The Army Corps of Engineers on Friday said it will allow Energy Transfer's Dakota Access oil pipeline to keep running during an environmental review, a blow to activists who wanted the line shut after a key environmental permit was scrapped last year.
The Dakota Access Pipeline (DAPL) has been the flashpoint for a years-long legal battle between its operator, Energy Transfer LP, and several Native tribes that want it shut after opposing its construction. It is the most important artery for crude transport out of North Dakota, shipping up to 570,000 barrels of North Dakota's crude production daily.
Energy Transfer shares were up 2.5% in afternoon trading.
Last year, native tribes led by the Standing Rock Sioux won a victory when Judge James Boasberg of the U.S. District Court of the District of Columbia vacated a permit allowing the line to run under Lake Oahe, a key water source.

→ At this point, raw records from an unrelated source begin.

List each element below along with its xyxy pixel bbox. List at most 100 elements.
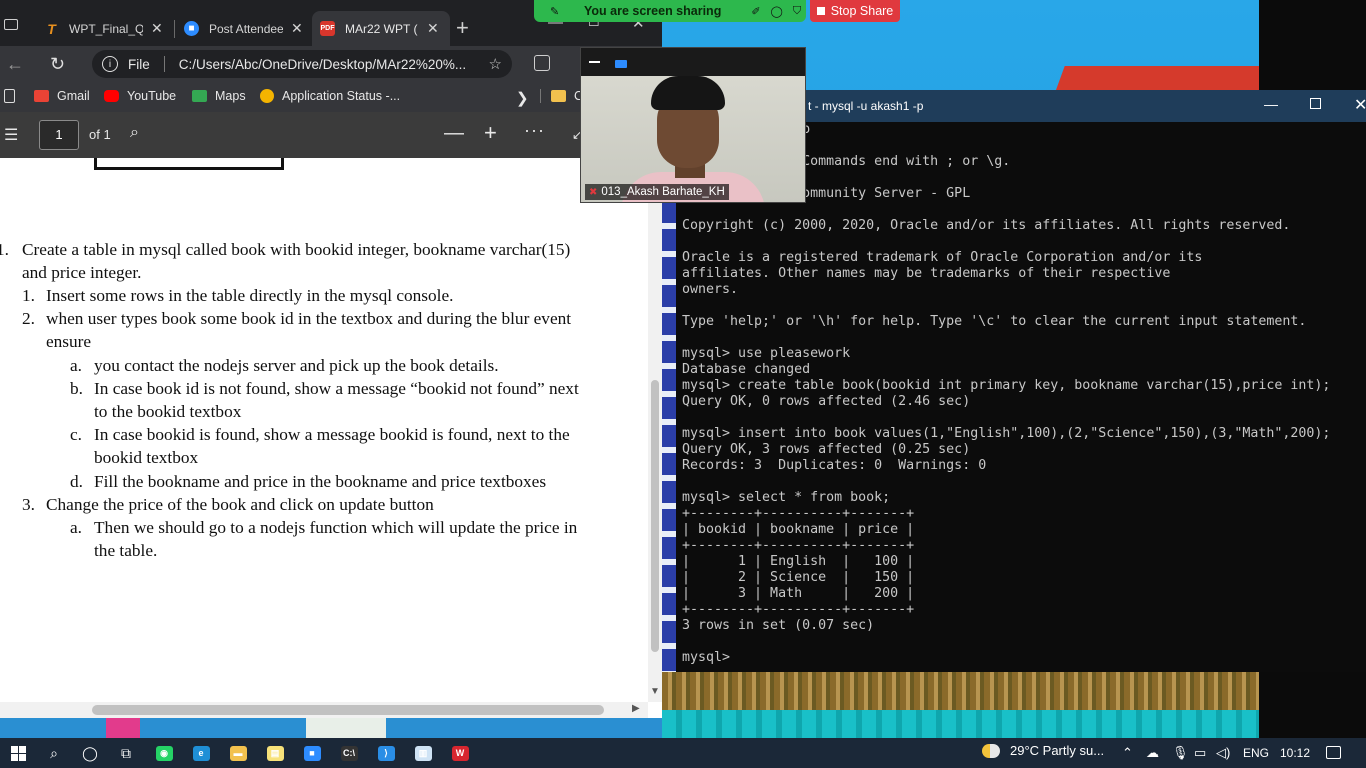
list-marker: 1.	[22, 286, 35, 305]
onedrive-icon[interactable]: ☁	[1146, 745, 1159, 761]
pdf-toolbar: ☰ 1 of 1 ⌕ — + ··· ↙	[0, 112, 662, 158]
terminal-line: mysql> create table book(bookid int prim…	[682, 378, 1331, 393]
terminal-line: | 2 | Science | 150 |	[682, 570, 915, 585]
annotate-icon[interactable]: ✐	[751, 5, 760, 18]
search-icon[interactable]: ⌕	[130, 124, 139, 142]
wallpaper-ground	[662, 672, 1259, 712]
edge-icon[interactable]: e	[191, 744, 211, 762]
weather-widget[interactable]: 29°C Partly su...	[982, 743, 1104, 758]
pause-share-icon[interactable]: ◯	[771, 5, 783, 18]
terminal-line: Records: 3 Duplicates: 0 Warnings: 0	[682, 458, 987, 473]
list-marker: a.	[70, 518, 82, 537]
list-marker: 3.	[22, 495, 35, 514]
input-language[interactable]: ENG	[1243, 746, 1269, 760]
close-tab-icon[interactable]: ✕	[291, 20, 303, 37]
zoom-icon[interactable]: ■	[302, 744, 322, 762]
battery-icon[interactable]: ▭	[1194, 745, 1206, 761]
terminal-line: owners.	[682, 282, 739, 297]
bookmarks-overflow-chevron-icon[interactable]: ❯	[516, 89, 529, 107]
pdf-text-line: In case bookid is found, show a message …	[94, 425, 570, 444]
cortana-icon[interactable]: ◯	[80, 744, 100, 762]
close-tab-icon[interactable]: ✕	[427, 20, 439, 37]
refresh-icon[interactable]: ↻	[50, 54, 65, 75]
bookmark-maps[interactable]: Maps	[192, 89, 246, 103]
contents-menu-icon[interactable]: ☰	[4, 125, 18, 145]
favorite-star-icon[interactable]: ☆	[489, 55, 502, 73]
vertical-scroll-thumb[interactable]	[651, 380, 659, 652]
notes-icon[interactable]: ▥	[413, 744, 433, 762]
task-view-icon[interactable]: ⧉	[116, 744, 136, 762]
tab-actions-icon[interactable]	[4, 19, 18, 30]
bookmark-label: Gmail	[57, 89, 90, 103]
video-pin-icon[interactable]	[615, 60, 627, 68]
horizontal-scroll-thumb[interactable]	[92, 705, 604, 715]
show-hidden-icons-chevron-icon[interactable]: ⌃	[1122, 745, 1133, 761]
more-options-icon[interactable]: ···	[524, 120, 545, 141]
wps-icon[interactable]: W	[450, 744, 470, 762]
folder-icon	[551, 90, 566, 102]
bookmark-application-status[interactable]: Application Status -...	[260, 89, 400, 103]
cmd-icon[interactable]: C:\	[339, 744, 359, 762]
terminal-line: Query OK, 3 rows affected (0.25 sec)	[682, 442, 971, 457]
participant-name: 013_Akash Barhate_KH	[601, 186, 725, 198]
notification-center-icon[interactable]	[1326, 746, 1341, 759]
scroll-right-arrow-icon[interactable]: ▶	[632, 703, 640, 714]
security-shield-icon[interactable]: ⛉	[793, 5, 801, 18]
browser-window: T WPT_Final_Qu ✕ ■ Post Attendee ✕ PDF M…	[0, 0, 662, 718]
reading-list-icon[interactable]	[4, 89, 23, 103]
app-glyph: ◉	[155, 745, 173, 761]
stop-share-button[interactable]: Stop Share	[810, 0, 900, 22]
stop-share-label: Stop Share	[830, 4, 894, 18]
video-minimize-icon[interactable]	[589, 61, 600, 63]
windows-start-icon[interactable]	[8, 744, 28, 762]
pdf-text-line: Change the price of the book and click o…	[46, 495, 434, 514]
terminal-minimize-icon[interactable]: —	[1264, 96, 1278, 112]
pdf-text-line: Fill the bookname and price in the bookn…	[94, 472, 547, 491]
list-marker: a.	[70, 356, 82, 375]
volume-icon[interactable]: ◁)	[1216, 745, 1230, 761]
clock[interactable]: 10:12	[1280, 746, 1310, 760]
back-icon[interactable]: ←	[6, 54, 24, 75]
terminal-line: Copyright (c) 2000, 2020, Oracle and/or …	[682, 218, 1291, 233]
terminal-line: mysql>	[682, 650, 731, 665]
bookmark-youtube[interactable]: YouTube	[104, 89, 176, 103]
tab-mar22-wpt[interactable]: PDF MAr22 WPT ( ✕	[312, 11, 450, 46]
close-tab-icon[interactable]: ✕	[151, 20, 163, 37]
vscode-icon[interactable]: ⟩	[376, 744, 396, 762]
zoom-video-window[interactable]: ✖ 013_Akash Barhate_KH	[580, 47, 806, 203]
bookmark-gmail[interactable]: Gmail	[34, 89, 90, 103]
list-marker: c.	[70, 425, 82, 444]
app-status-icon	[260, 89, 274, 103]
zoom-out-icon[interactable]: —	[444, 122, 464, 145]
page-number-input[interactable]: 1	[39, 120, 79, 150]
info-icon[interactable]: i	[102, 56, 118, 72]
whatsapp-icon[interactable]: ◉	[154, 744, 174, 762]
zoom-in-icon[interactable]: +	[484, 120, 497, 146]
notepad-icon[interactable]: ▤	[265, 744, 285, 762]
scroll-down-arrow-icon[interactable]: ▼	[650, 686, 660, 697]
search-icon[interactable]: ⌕	[44, 744, 64, 762]
bookmark-label: Application Status -...	[282, 89, 401, 103]
list-marker: b.	[70, 379, 83, 398]
terminal-maximize-icon[interactable]	[1310, 98, 1321, 109]
new-tab-button[interactable]: +	[456, 17, 469, 39]
app-glyph: ⟩	[377, 745, 395, 761]
pdf-figure-box	[94, 158, 284, 170]
terminal-output[interactable]: sql -u akash1 -p *********ySQL monitor. …	[682, 122, 1362, 666]
tab-wpt-final[interactable]: T WPT_Final_Qu ✕	[36, 11, 174, 46]
terminal-close-icon[interactable]: ✕	[1354, 95, 1366, 115]
pdf-text-line: the table.	[94, 541, 158, 560]
app-glyph: W	[451, 745, 469, 761]
file-explorer-icon[interactable]: ▬	[228, 744, 248, 762]
terminal-line: mysql> select * from book;	[682, 490, 891, 505]
address-bar[interactable]: i File C:/Users/Abc/OneDrive/Desktop/MAr…	[92, 50, 512, 78]
tab-post-attendee[interactable]: ■ Post Attendee ✕	[176, 11, 310, 46]
pdf-favicon-icon: PDF	[320, 21, 335, 36]
pdf-text-line: when user types book some book id in the…	[46, 309, 572, 328]
collections-icon[interactable]	[534, 55, 550, 71]
other-favorites[interactable]: C	[540, 89, 583, 103]
microphone-icon[interactable]: 🎙	[1172, 745, 1189, 761]
terminal-line: affiliates. Other names may be trademark…	[682, 266, 1171, 281]
tab-title: MAr22 WPT (	[345, 21, 418, 36]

The Corps could have shut the line pending another review, but deferred to the judge. Boasberg gave operators of the pipeline until April 19 to make the case for keeping the line flowing before he issues a ruling.

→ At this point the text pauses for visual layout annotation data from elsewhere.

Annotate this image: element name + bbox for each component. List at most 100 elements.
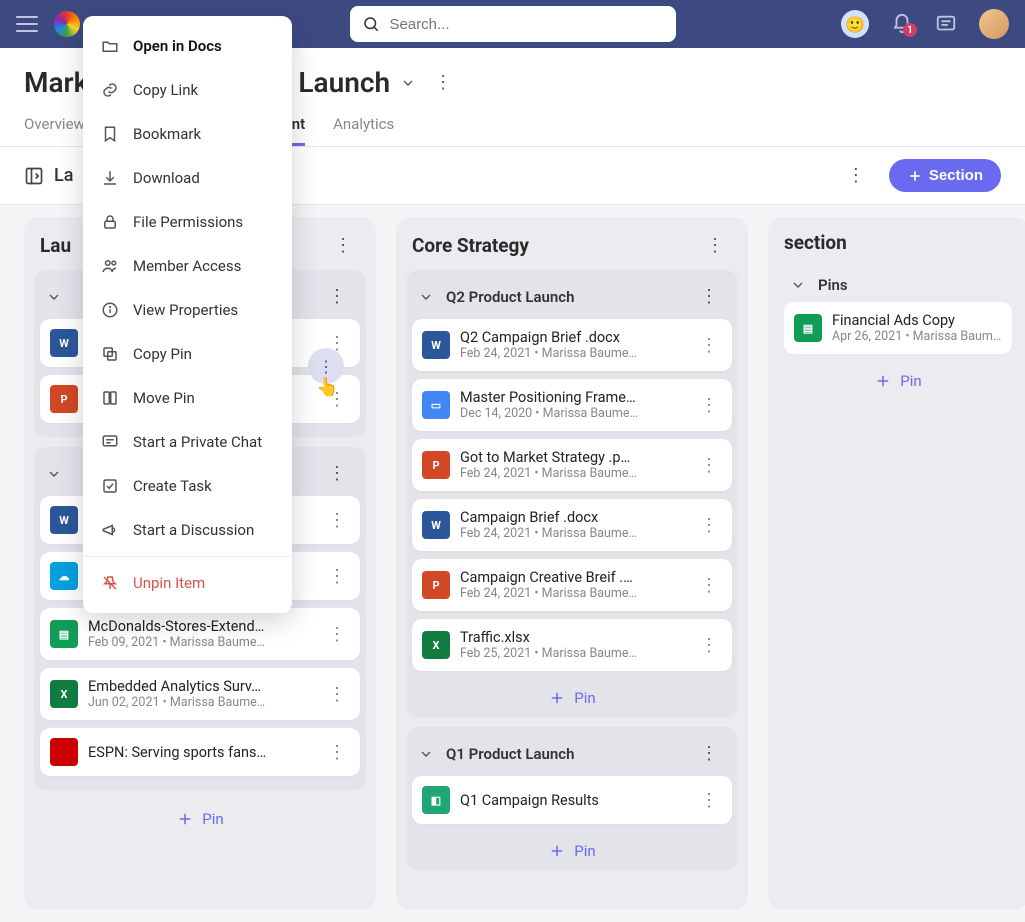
active-card-menu-button[interactable]: ⋮ <box>308 348 344 384</box>
file-card[interactable]: WCampaign Brief .docxFeb 24, 2021 • Mari… <box>412 499 732 551</box>
card-menu-button[interactable]: ⋮ <box>696 635 722 656</box>
card-title: ESPN: Serving sports fans… <box>88 744 314 761</box>
card-menu-button[interactable]: ⋮ <box>696 335 722 356</box>
menu-separator <box>83 556 292 557</box>
file-card[interactable]: ▤Financial Ads CopyApr 26, 2021 • Mariss… <box>784 302 1012 354</box>
card-meta: Feb 25, 2021 • Marissa Baume… <box>460 646 686 661</box>
menu-copy-pin[interactable]: Copy Pin <box>83 332 292 376</box>
group-menu-button[interactable]: ⋮ <box>692 282 726 311</box>
card-menu-button[interactable]: ⋮ <box>696 395 722 416</box>
group-menu-button[interactable]: ⋮ <box>692 739 726 768</box>
file-card[interactable]: WQ2 Campaign Brief .docxFeb 24, 2021 • M… <box>412 319 732 371</box>
menu-copy-link[interactable]: Copy Link <box>83 68 292 112</box>
menu-create-task[interactable]: Create Task <box>83 464 292 508</box>
file-card[interactable]: X Embedded Analytics Surv…Jun 02, 2021 •… <box>40 668 360 720</box>
card-meta: Feb 24, 2021 • Marissa Baume… <box>460 526 686 541</box>
assistant-avatar-icon[interactable]: 🙂 <box>841 10 869 38</box>
menu-view-properties[interactable]: View Properties <box>83 288 292 332</box>
chevron-down-icon[interactable] <box>418 746 434 762</box>
pin-label: Pin <box>202 810 223 828</box>
plus-icon <box>176 810 194 828</box>
tab-analytics[interactable]: Analytics <box>333 115 394 146</box>
chevron-down-icon[interactable] <box>46 466 62 482</box>
card-menu-button[interactable]: ⋮ <box>324 510 350 531</box>
users-icon <box>101 257 119 275</box>
column-menu-button[interactable]: ⋮ <box>698 231 732 260</box>
column-title: Core Strategy <box>412 234 529 257</box>
card-meta: Feb 24, 2021 • Marissa Baume… <box>460 466 686 481</box>
move-icon <box>101 389 119 407</box>
notifications-button[interactable]: 1 <box>891 13 913 35</box>
group-menu-button[interactable]: ⋮ <box>320 282 354 311</box>
add-section-label: Section <box>929 167 983 184</box>
tab-overview[interactable]: Overview <box>24 115 85 146</box>
info-icon <box>101 301 119 319</box>
search-icon <box>362 15 380 33</box>
add-pin-button[interactable]: Pin <box>34 800 366 832</box>
search-input[interactable] <box>390 16 664 33</box>
file-card[interactable]: ESPN: Serving sports fans… ⋮ <box>40 728 360 776</box>
card-title: Q1 Campaign Results <box>460 792 686 809</box>
context-menu: Open in Docs Copy Link Bookmark Download… <box>83 16 292 613</box>
card-menu-button[interactable]: ⋮ <box>324 389 350 410</box>
menu-move-pin[interactable]: Move Pin <box>83 376 292 420</box>
menu-private-chat[interactable]: Start a Private Chat <box>83 420 292 464</box>
menu-unpin-item[interactable]: Unpin Item <box>83 561 292 605</box>
app-logo[interactable] <box>54 11 80 37</box>
menu-bookmark[interactable]: Bookmark <box>83 112 292 156</box>
powerpoint-file-icon: P <box>50 385 78 413</box>
group-menu-button[interactable]: ⋮ <box>320 459 354 488</box>
powerpoint-file-icon: P <box>422 571 450 599</box>
add-pin-button[interactable]: Pin <box>412 679 732 711</box>
global-search[interactable] <box>350 6 676 42</box>
bookmark-icon <box>101 125 119 143</box>
column-menu-button[interactable]: ⋮ <box>326 231 360 260</box>
chat-icon[interactable] <box>935 13 957 35</box>
file-card[interactable]: ▭Master Positioning Frame…Dec 14, 2020 •… <box>412 379 732 431</box>
menu-start-discussion[interactable]: Start a Discussion <box>83 508 292 552</box>
user-avatar[interactable] <box>979 9 1009 39</box>
card-menu-button[interactable]: ⋮ <box>696 575 722 596</box>
file-card[interactable]: ▤ McDonalds-Stores-Extend…Feb 09, 2021 •… <box>40 608 360 660</box>
page-menu-button[interactable]: ⋮ <box>426 68 460 97</box>
link-icon <box>101 81 119 99</box>
group-pins: Pins ▤Financial Ads CopyApr 26, 2021 • M… <box>778 264 1018 400</box>
title-chevron-down-icon[interactable] <box>400 75 416 91</box>
copy-icon <box>101 345 119 363</box>
card-menu-button[interactable]: ⋮ <box>324 624 350 645</box>
card-title: McDonalds-Stores-Extend… <box>88 618 314 635</box>
file-card[interactable]: ◧Q1 Campaign Results⋮ <box>412 776 732 824</box>
add-section-button[interactable]: Section <box>889 159 1001 192</box>
file-card[interactable]: XTraffic.xlsxFeb 25, 2021 • Marissa Baum… <box>412 619 732 671</box>
page-title-right: Launch <box>298 66 390 99</box>
salesforce-file-icon: ☁ <box>50 562 78 590</box>
card-menu-button[interactable]: ⋮ <box>324 742 350 763</box>
file-card[interactable]: PCampaign Creative Breif .…Feb 24, 2021 … <box>412 559 732 611</box>
hamburger-icon[interactable] <box>16 13 38 35</box>
chevron-down-icon[interactable] <box>418 289 434 305</box>
menu-member-access[interactable]: Member Access <box>83 244 292 288</box>
card-menu-button[interactable]: ⋮ <box>696 515 722 536</box>
word-file-icon: W <box>422 511 450 539</box>
card-title: Campaign Creative Breif .… <box>460 569 686 586</box>
chevron-down-icon[interactable] <box>790 277 806 293</box>
pin-label: Pin <box>574 689 595 707</box>
menu-open-in-docs[interactable]: Open in Docs <box>83 24 292 68</box>
chevron-down-icon[interactable] <box>46 289 62 305</box>
card-title: Got to Market Strategy .p… <box>460 449 686 466</box>
card-menu-button[interactable]: ⋮ <box>324 684 350 705</box>
gdoc-file-icon: ▭ <box>422 391 450 419</box>
menu-download[interactable]: Download <box>83 156 292 200</box>
card-menu-button[interactable]: ⋮ <box>696 790 722 811</box>
add-pin-button[interactable]: Pin <box>412 832 732 864</box>
panel-icon[interactable] <box>24 166 44 186</box>
card-menu-button[interactable]: ⋮ <box>696 455 722 476</box>
card-menu-button[interactable]: ⋮ <box>324 566 350 587</box>
file-card[interactable]: PGot to Market Strategy .p…Feb 24, 2021 … <box>412 439 732 491</box>
card-title: Master Positioning Frame… <box>460 389 686 406</box>
menu-file-permissions[interactable]: File Permissions <box>83 200 292 244</box>
toolbar-menu-button[interactable]: ⋮ <box>839 161 873 190</box>
lock-icon <box>101 213 119 231</box>
plus-icon <box>548 689 566 707</box>
add-pin-button[interactable]: Pin <box>784 362 1012 394</box>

The tribes opposing DAPL sought to shut the line, and frustrated tribal representatives decried what they called one in a series of decisions that abrogates the rights of Native Americans.
"It's the continuation of a terrible history that we believed was going to change," Earthjustice lawyer Jan Hasselman, who represents the Standing Rock Sioux, told the court. "So we are really disappointed to hear this news from the Army Corps."
Energy companies said a shutdown would increase reliance on crowded rail lines and smaller pipelines and hamper transport of crude from the Bakken region, where more than 1 million barrels are produced daily.
The Army Corps is expected to produce an environmental impact statement (EIS) by March of 2022, said Corps attorney Ben Schifman.
"The Corps is proceeding with the EIS process ... but at this time has not taken any additional action," he said.
The Standing Rock Sioux and environmental groups have ramped up pressure on the White House to shut the line. President Joe Biden's administration is trying to reduce U.S. carbon emissions and protect minority groups from pollution threats. It canceled a presidential permit for the unbuilt Keystone XL pipeline from Canada but has not shut an operating pipeline.
In 2016, tens of thousands of protesters flocked to the site to support tribes who said they had not been adequately consulted about the line's construction.